Gedreht wurde an über 40 verschiedenen Orten, die allerdings fast alle in Deutschland liegen. Die amerikanisch-deutsche Koproduktion erfreute sich gleich mehrerer regionaler Fördertöpfe. Und so sieht man dem Film immer sehr hübsch an, ob gerade in Berlin, Brandenburg, Sachsen-Anhalt oder NRW gedreht wurde. Das nennt man im Fachjargon »Regionaleffekt«: Für jeden Fördereuro muss das Geld auch vor Ort investiert werden. So doubelt denn Görlitz die Innenstadt von Paris, und wenn der dicke Göring im großen Stil Gemälde aus dem Museum Jeu de Paume klaut, dann ist das erkennbar in der Neuen Wache in Berlin gedreht.

ungenauigkeiten Genau diese Sorglosigkeit, ja Schlampigkeit, Paris mal eben in Berlin oder Görlitz zu drehen, verleidet dem Betrachter schon in den ersten Filmminuten das Vergnügen. Hinzu kommen jede Menge historische Ungenauigkeiten. So ist die belgische Stadt Gent 1944 noch von den Deutschen besetzt und beherbergt einen Marienaltar von Michelangelo. Weil es einen Deal zwischen den Briten und den Deutschen gibt, die Stadt nicht zu zerstören und stattdessen kampflos zu übergeben, interessiert sich der zuständige britische General nicht für die Kunst. Nur das aufrechte britische Mitglied der Monuments Men schleicht in voller Montur und alles andere als konspirativ durch eine menschenleere Stadt.

Unglaubwürdiger geht es kaum. Ebenso unplausibel ist, dass der von Dimitri Leonidas verkörperte einzige jüdische Monuments Man Sam Epstein Nazideutschland 1938 verlassen haben soll und sechs Jahre später nur noch ein grauenhaftes Deutsch spricht. Diese Figur hat im Übrigen lediglich eine Alibifunktion zwecks politischer Korrektheit. Zwar wird erwähnt, dass die Deutschen vor allem von jüdischen Sammlern gestohlen hatten, aber das nur im Vorübergehen.

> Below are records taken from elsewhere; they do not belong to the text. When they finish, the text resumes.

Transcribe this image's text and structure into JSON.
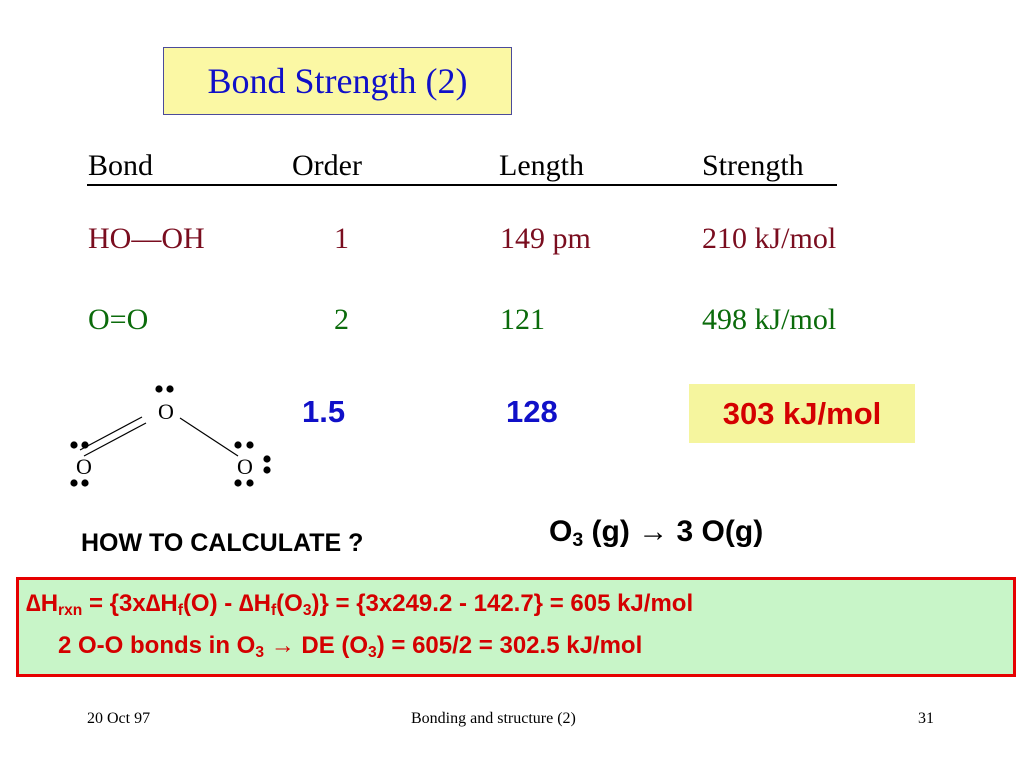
{
  "title": "Bond Strength (2)",
  "headers": [
    "Bond",
    "Order",
    "Length",
    "Strength"
  ],
  "rows": [
    {
      "bond": "HO—OH",
      "order": "1",
      "length": "149 pm",
      "strength": "210 kJ/mol"
    },
    {
      "bond": "O=O",
      "order": "2",
      "length": "121",
      "strength": "498 kJ/mol"
    }
  ],
  "ozone": {
    "atom_label": "O",
    "order": "1.5",
    "length": "128",
    "strength": "303 kJ/mol"
  },
  "question": "HOW TO CALCULATE ?",
  "reaction": {
    "reactant": "O",
    "reactant_sub": "3",
    "reactant_state": " (g) ",
    "arrow": "→",
    "product": " 3 O(g)"
  },
  "calc": {
    "line1": {
      "delta": "∆",
      "H": "H",
      "rxn": "rxn",
      "eq1": " = {3x",
      "Hf_a": "H",
      "f": "f",
      "part_o": "(O) - ",
      "Hf_b": "H",
      "o3_open": "(O",
      "three": "3",
      "rest": ")} = {3x249.2 - 142.7} = 605 kJ/mol"
    },
    "line2": {
      "a": "2 O-O bonds in O",
      "a_sub": "3",
      "arrow": " → ",
      "b": " DE (O",
      "b_sub": "3",
      "c": ") = 605/2 = 302.5 kJ/mol"
    }
  },
  "footer": {
    "left": "20 Oct 97",
    "center": "Bonding and structure (2)",
    "right": "31"
  },
  "colors": {
    "title_bg": "#fbf8a4",
    "title_text": "#1010c8",
    "row1": "#7a0d1f",
    "row2": "#0b6b0b",
    "ozone_values": "#1010c8",
    "highlight_bg": "#f5f59e",
    "highlight_text": "#d40000",
    "calc_bg": "#c8f5c8",
    "calc_border": "#e60000"
  }
}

genre Gerade von einem sonst so genauen und inspirierten Regisseur, wie George Clooney einer ist, hätte man mehr erwarten dürfen. Er hat in den bisher vier Produktionen, bei denen er Regie führte, bewiesen, dass er ein hervorragender Filmemacher sein kann. Diesmal aber hat man das Gefühl, als sei Clooney lange Zeit nicht klar gewesen, was für einen Film er eigentlich drehen wollte. Vielleicht aus Angst, das Thema Kunstraub könnte zu unsexy für den Massengeschmack sein, versucht er sich zunächst an einer Buddykomödie im Krieg, hält dieses Genre jedoch nicht durch. Zu Beginn gibt es noch nette Szenen, einige Lacher und lockere Unterhaltung, bevor Co-Drehbuchautor und Regisseur Clooney dann auf patriotisches Pathos und moralische Belehrungen im Stil des Kalten Kriegs umschaltet.

Monuments Men ist auch filmhistorisch ein Rückschritt. Die meisten Nazischurken dort sind schmallippig, eindimensional und abgrundtief böse oder aber verschlagen, hinterhältig und feige. Quentin Tarantino hatte mit Inglourious Basterds einen sehr viel spannenderen Weg eingeschlagen und eine ganze Garde guter deutscher Schauspieler in der Besetzung, die sehr viel komplexere und gebrochenere Figuren verkörperten. Bei Clooney gibt es nur Justus von Dohnányi, der ab und zu auch mal Deutsch reden darf.

kassenflop Um Authentizität und Glaubwürdigkeit hat sich Clooney, der auch Produzent des Films ist, offenbar kaum gekümmert. Als französisches Mitglied der Monuments Men mimt Jean Dujardin einen Abziehbild-Franzosen, und ausgerechnet die kühle Australierin Cate Blanchett soll als Französin mit Männerproblemen plausibel sein. Als Zugabe gibt es noch tumbe Russen, die den gesamten Naziklau schnell in die Sowjetunion bringen möchten, während unsere amerikanischen Helden Kunst natürlich ausschließlich zum Wohl der gesamten Menschheit retten.

George Clooney hatte bei Monuments Men, scheint es, nur die amerikanischen Zuschauer im Sinn, denen er einen leicht genießbaren Filmhappen servieren wollte. Eine Rechnung, die allerdings, so wie es aussieht, betriebswirtschaftlich wahrscheinlich nicht aufgehen wird. Der Film startete einen Tag vor der Berlinale-Premiere mit über 3000 Kopien in den USA, spielte dort aber bislang nur 22 Millionen Dollar ein, was die Produktionskosten bei Weitem nicht deckt. Jetzt setzt man auf den europäischen Markt. Die Verheißung, bei dem guten Cast könne ja nichts schiefgehen, wird zunächst für viel Interesse und gut gefüllte Kinosäle sorgen. Der Kater nach Filmende ist dennoch vorprogrammiert. Schade, George!